Because the mandatory release violator’s warrant was issued prior to the 180-day period provided for in Section 4164, Title 18, U.S.C., as a result of the municipal court conviction, the Board of Parole was justified and had probable cause to execute the warrant on December 12, 1967. See, Hyser v. Reed (1963) 115 U.S.App.D.C. 254, 318 F.2d 225, cert. den. Thompson v. United States Board of Parole, 375 U.S. 957, 84 S.Ct. 446, 11 L.Ed.2d 315.

At this point in time, petitioner’s conditional release, as if on parole, under Section 4164, Title 18, U.S.C., has not been revoked and the release terminated by the Board of Parole under Section 4207, Title 18, U.S.C. Petitioner has not yet been found to be a parole violator, and it should not be assumed that petitioner’s rights will not be adequately protected in the parole revocation proceeding. As stated above, this Court’s memorandum and order in Civil Action No. 1261 “recommended that the United States Board of Parole should not treat the Municipal Court conviction per se as proof of criminal misconduct.”

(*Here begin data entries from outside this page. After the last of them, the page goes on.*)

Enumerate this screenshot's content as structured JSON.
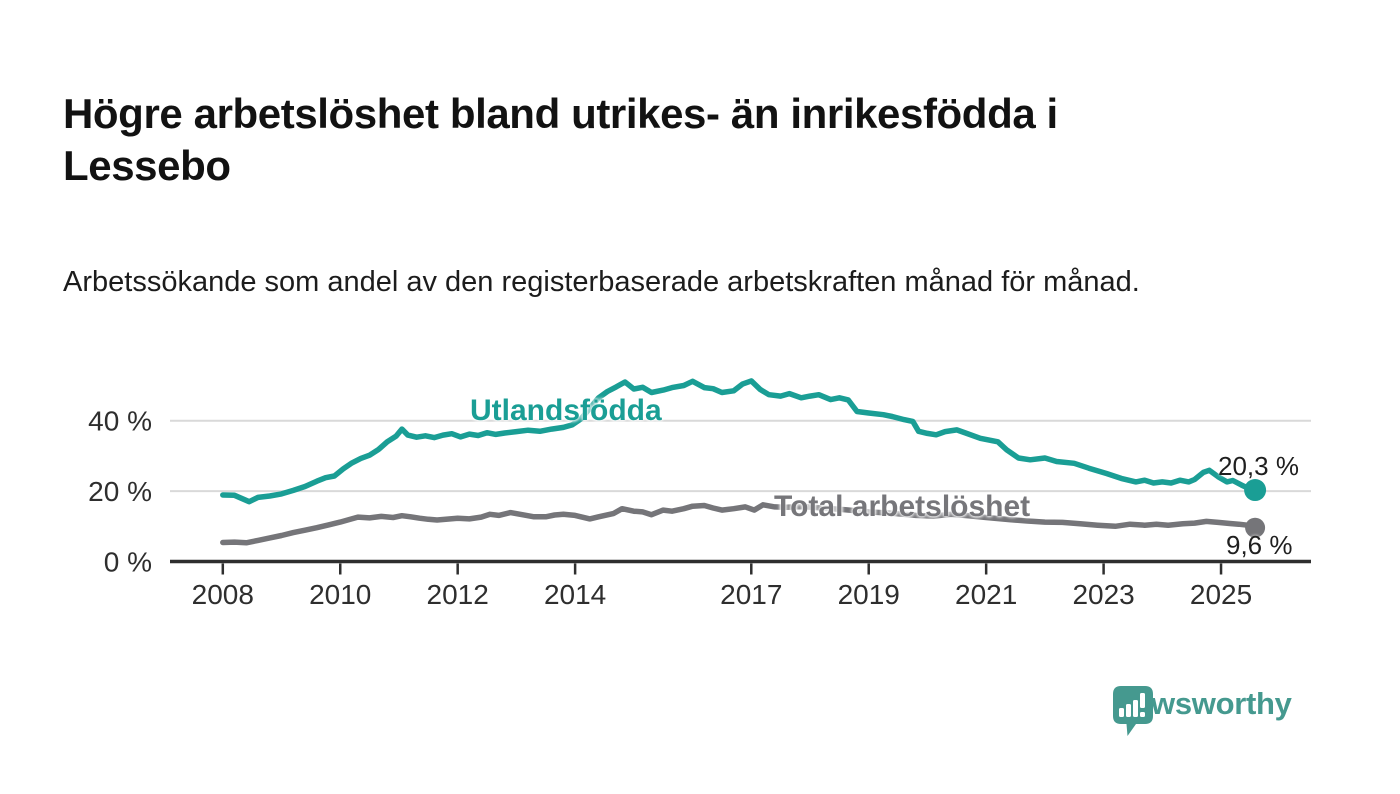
{
  "header": {
    "title": "Högre arbetslöshet bland utrikes- än inrikesfödda i Lessebo",
    "subtitle": "Arbetssökande som andel av den registerbaserade arbetskraften månad för månad."
  },
  "chart_data": {
    "type": "line",
    "title": "Högre arbetslöshet bland utrikes- än inrikesfödda i Lessebo",
    "subtitle": "Arbetssökande som andel av den registerbaserade arbetskraften månad för månad.",
    "unit": "percent",
    "grid": "horizontal",
    "legend_position": "inline-labels",
    "x_axis": {
      "tick_years": [
        2008,
        2010,
        2012,
        2014,
        2017,
        2019,
        2021,
        2023,
        2025
      ],
      "tick_labels": [
        "2008",
        "2010",
        "2012",
        "2014",
        "2017",
        "2019",
        "2021",
        "2023",
        "2025"
      ],
      "range": [
        2007.9,
        2026.6
      ]
    },
    "y_axis": {
      "tick_values": [
        0,
        20,
        40
      ],
      "tick_labels": [
        "0 %",
        "20 %",
        "40 %"
      ],
      "grid_values": [
        20,
        40
      ],
      "range": [
        0,
        56
      ]
    },
    "series": [
      {
        "label": "Utlandsfödda",
        "color": "#1a9e95",
        "end_value": 20.3,
        "end_label": "20,3 %",
        "points": [
          [
            2008.0,
            18.9
          ],
          [
            2008.2,
            18.8
          ],
          [
            2008.45,
            17.0
          ],
          [
            2008.6,
            18.2
          ],
          [
            2008.8,
            18.6
          ],
          [
            2009.0,
            19.2
          ],
          [
            2009.2,
            20.2
          ],
          [
            2009.4,
            21.3
          ],
          [
            2009.6,
            22.8
          ],
          [
            2009.75,
            23.8
          ],
          [
            2009.9,
            24.3
          ],
          [
            2010.05,
            26.3
          ],
          [
            2010.2,
            28.0
          ],
          [
            2010.35,
            29.3
          ],
          [
            2010.5,
            30.2
          ],
          [
            2010.65,
            31.8
          ],
          [
            2010.8,
            34.0
          ],
          [
            2010.95,
            35.6
          ],
          [
            2011.05,
            37.6
          ],
          [
            2011.15,
            35.9
          ],
          [
            2011.3,
            35.3
          ],
          [
            2011.45,
            35.7
          ],
          [
            2011.6,
            35.2
          ],
          [
            2011.75,
            35.9
          ],
          [
            2011.9,
            36.3
          ],
          [
            2012.05,
            35.4
          ],
          [
            2012.2,
            36.2
          ],
          [
            2012.35,
            35.8
          ],
          [
            2012.5,
            36.6
          ],
          [
            2012.65,
            36.1
          ],
          [
            2012.8,
            36.5
          ],
          [
            2013.0,
            36.9
          ],
          [
            2013.2,
            37.3
          ],
          [
            2013.4,
            37.0
          ],
          [
            2013.6,
            37.6
          ],
          [
            2013.8,
            38.1
          ],
          [
            2013.95,
            38.8
          ],
          [
            2014.1,
            40.5
          ],
          [
            2014.25,
            43.5
          ],
          [
            2014.4,
            46.5
          ],
          [
            2014.55,
            48.3
          ],
          [
            2014.7,
            49.6
          ],
          [
            2014.85,
            51.0
          ],
          [
            2015.0,
            49.0
          ],
          [
            2015.15,
            49.5
          ],
          [
            2015.3,
            48.0
          ],
          [
            2015.5,
            48.7
          ],
          [
            2015.65,
            49.4
          ],
          [
            2015.85,
            50.0
          ],
          [
            2016.0,
            51.2
          ],
          [
            2016.2,
            49.4
          ],
          [
            2016.35,
            49.1
          ],
          [
            2016.5,
            48.0
          ],
          [
            2016.7,
            48.5
          ],
          [
            2016.85,
            50.4
          ],
          [
            2017.0,
            51.3
          ],
          [
            2017.15,
            48.9
          ],
          [
            2017.3,
            47.4
          ],
          [
            2017.5,
            47.0
          ],
          [
            2017.65,
            47.7
          ],
          [
            2017.85,
            46.5
          ],
          [
            2018.0,
            47.0
          ],
          [
            2018.15,
            47.4
          ],
          [
            2018.35,
            46.0
          ],
          [
            2018.5,
            46.5
          ],
          [
            2018.65,
            45.9
          ],
          [
            2018.8,
            42.6
          ],
          [
            2019.0,
            42.2
          ],
          [
            2019.25,
            41.7
          ],
          [
            2019.4,
            41.2
          ],
          [
            2019.6,
            40.3
          ],
          [
            2019.75,
            39.8
          ],
          [
            2019.85,
            37.0
          ],
          [
            2020.0,
            36.4
          ],
          [
            2020.15,
            36.0
          ],
          [
            2020.3,
            36.9
          ],
          [
            2020.5,
            37.4
          ],
          [
            2020.65,
            36.5
          ],
          [
            2020.9,
            35.0
          ],
          [
            2021.05,
            34.5
          ],
          [
            2021.2,
            34.0
          ],
          [
            2021.35,
            31.7
          ],
          [
            2021.55,
            29.4
          ],
          [
            2021.75,
            28.9
          ],
          [
            2022.0,
            29.4
          ],
          [
            2022.2,
            28.4
          ],
          [
            2022.5,
            27.9
          ],
          [
            2022.75,
            26.5
          ],
          [
            2023.05,
            25.0
          ],
          [
            2023.3,
            23.6
          ],
          [
            2023.55,
            22.6
          ],
          [
            2023.7,
            23.1
          ],
          [
            2023.85,
            22.3
          ],
          [
            2024.0,
            22.6
          ],
          [
            2024.15,
            22.3
          ],
          [
            2024.3,
            23.1
          ],
          [
            2024.45,
            22.6
          ],
          [
            2024.55,
            23.3
          ],
          [
            2024.7,
            25.3
          ],
          [
            2024.8,
            25.9
          ],
          [
            2024.95,
            24.1
          ],
          [
            2025.1,
            22.6
          ],
          [
            2025.2,
            23.0
          ],
          [
            2025.35,
            21.7
          ],
          [
            2025.45,
            20.9
          ],
          [
            2025.58,
            20.3
          ]
        ]
      },
      {
        "label": "Total arbetslöshet",
        "color": "#757579",
        "end_value": 9.6,
        "end_label": "9,6 %",
        "points": [
          [
            2008.0,
            5.4
          ],
          [
            2008.2,
            5.5
          ],
          [
            2008.4,
            5.3
          ],
          [
            2008.6,
            6.0
          ],
          [
            2008.8,
            6.7
          ],
          [
            2009.0,
            7.4
          ],
          [
            2009.2,
            8.2
          ],
          [
            2009.4,
            8.9
          ],
          [
            2009.6,
            9.6
          ],
          [
            2009.8,
            10.4
          ],
          [
            2010.0,
            11.2
          ],
          [
            2010.15,
            11.9
          ],
          [
            2010.3,
            12.6
          ],
          [
            2010.5,
            12.4
          ],
          [
            2010.7,
            12.8
          ],
          [
            2010.9,
            12.5
          ],
          [
            2011.05,
            13.0
          ],
          [
            2011.2,
            12.7
          ],
          [
            2011.35,
            12.3
          ],
          [
            2011.5,
            12.0
          ],
          [
            2011.65,
            11.8
          ],
          [
            2011.8,
            12.0
          ],
          [
            2012.0,
            12.3
          ],
          [
            2012.2,
            12.1
          ],
          [
            2012.4,
            12.6
          ],
          [
            2012.55,
            13.4
          ],
          [
            2012.7,
            13.1
          ],
          [
            2012.9,
            13.9
          ],
          [
            2013.1,
            13.3
          ],
          [
            2013.3,
            12.7
          ],
          [
            2013.5,
            12.7
          ],
          [
            2013.65,
            13.2
          ],
          [
            2013.8,
            13.4
          ],
          [
            2014.0,
            13.1
          ],
          [
            2014.25,
            12.1
          ],
          [
            2014.4,
            12.7
          ],
          [
            2014.65,
            13.6
          ],
          [
            2014.8,
            15.0
          ],
          [
            2015.0,
            14.3
          ],
          [
            2015.15,
            14.1
          ],
          [
            2015.3,
            13.3
          ],
          [
            2015.5,
            14.6
          ],
          [
            2015.65,
            14.3
          ],
          [
            2015.85,
            15.0
          ],
          [
            2016.0,
            15.7
          ],
          [
            2016.2,
            15.9
          ],
          [
            2016.35,
            15.2
          ],
          [
            2016.5,
            14.6
          ],
          [
            2016.7,
            15.0
          ],
          [
            2016.9,
            15.5
          ],
          [
            2017.05,
            14.6
          ],
          [
            2017.2,
            16.1
          ],
          [
            2017.4,
            15.5
          ],
          [
            2017.6,
            15.4
          ],
          [
            2017.9,
            15.6
          ],
          [
            2018.2,
            15.2
          ],
          [
            2018.6,
            14.7
          ],
          [
            2019.0,
            14.1
          ],
          [
            2019.4,
            13.7
          ],
          [
            2019.8,
            13.1
          ],
          [
            2020.1,
            12.9
          ],
          [
            2020.4,
            13.4
          ],
          [
            2020.7,
            13.0
          ],
          [
            2021.0,
            12.5
          ],
          [
            2021.4,
            11.9
          ],
          [
            2021.7,
            11.5
          ],
          [
            2022.0,
            11.2
          ],
          [
            2022.3,
            11.1
          ],
          [
            2022.6,
            10.7
          ],
          [
            2022.9,
            10.3
          ],
          [
            2023.2,
            10.0
          ],
          [
            2023.45,
            10.6
          ],
          [
            2023.7,
            10.3
          ],
          [
            2023.9,
            10.6
          ],
          [
            2024.1,
            10.3
          ],
          [
            2024.35,
            10.7
          ],
          [
            2024.55,
            10.9
          ],
          [
            2024.75,
            11.4
          ],
          [
            2024.95,
            11.1
          ],
          [
            2025.15,
            10.8
          ],
          [
            2025.3,
            10.6
          ],
          [
            2025.45,
            10.3
          ],
          [
            2025.58,
            9.6
          ]
        ]
      }
    ]
  },
  "footer": {
    "brand": "Newsworthy",
    "brand_color": "#45998f"
  }
}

It is for the Board of Parole in the first instance to determine if cause existed for revocation of the parole of petitioner. Other causes may exist. One other is suggested by petitioner’s presence in the Western District of Missouri at Columbia, when convicted, when the District of supervision was the Eastern District of Missouri.

*944Therefore, the petition for habeas corpus should be dismissed. It is, therefore

Ordered that petitioner be, and he is hereby, granted leave to proceed in forma pauperis. It is further

Ordered that the petition for a writ of federal habeas corpus herein be, and it is hereby, dismissed without prejudice.